4.1.
[verzoeker] verzoekt de kantonrechter om [verweerder] te veroordelen:
- tot vergoeding van het loon over de door [verweerder] niet in acht genomen opzegtermijn (ex artikel 7:672 lid 11 BW), namelijk het bedrag van het loon over periode 21 december 2022 tot 1 februari 2023, dat is € 2.014,= bruto inclusief vakantiegeld, te vermeerderen met de wettelijke rente daarover.

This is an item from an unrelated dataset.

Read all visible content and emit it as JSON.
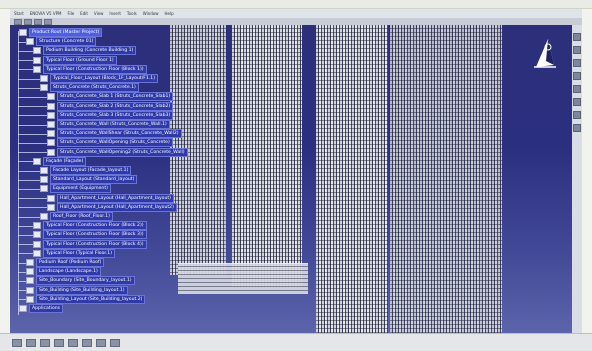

- om de overtreding van het geheimhoudingsbeding en concurrentiebeding te stoppen (en gestopt te houden) en in het bijzonder om zijn werkzaamheden bij [bedrijf] per direct te stoppen en te bepalen dat [verweerder] een dwangsom verschuldigd is wanneer hij daar niet aan voldoet, bestaande uit een bedrag van € 500,= per dag, over de periode tot 20 december 2025;
- tot betaling van een bedrag van € 15.750,= wegens al verbeurde boetes voor overtreding van het concurrentiebeding en het geheimhoudingsbeding, en [verweerder] te veroordelen tot betaling van eventueel nog te verbeuren boetes;
- tot betaling van een bedrag van € 1.993,58 bruto wegens het loon over 173 min-uren;
- vergoeding van een bedrag van € 10.101,= netto wegens de door de werkgever onverschuldigd betaalde reiskostenvergoeding (over periode 1 augustus 2017 tot en met december 2022);
- vergoeding van voorgeschoten facturen van € 751,15 netto
- vergoeding buitengerechtelijke incassokosten;
- vergoeding van wettelijke rente over voornoemde bedragen vanaf het moment van opeisbaarheid tot aan de dag van volledige betaling daarvan;
- betaling van de proceskosten en de nakosten.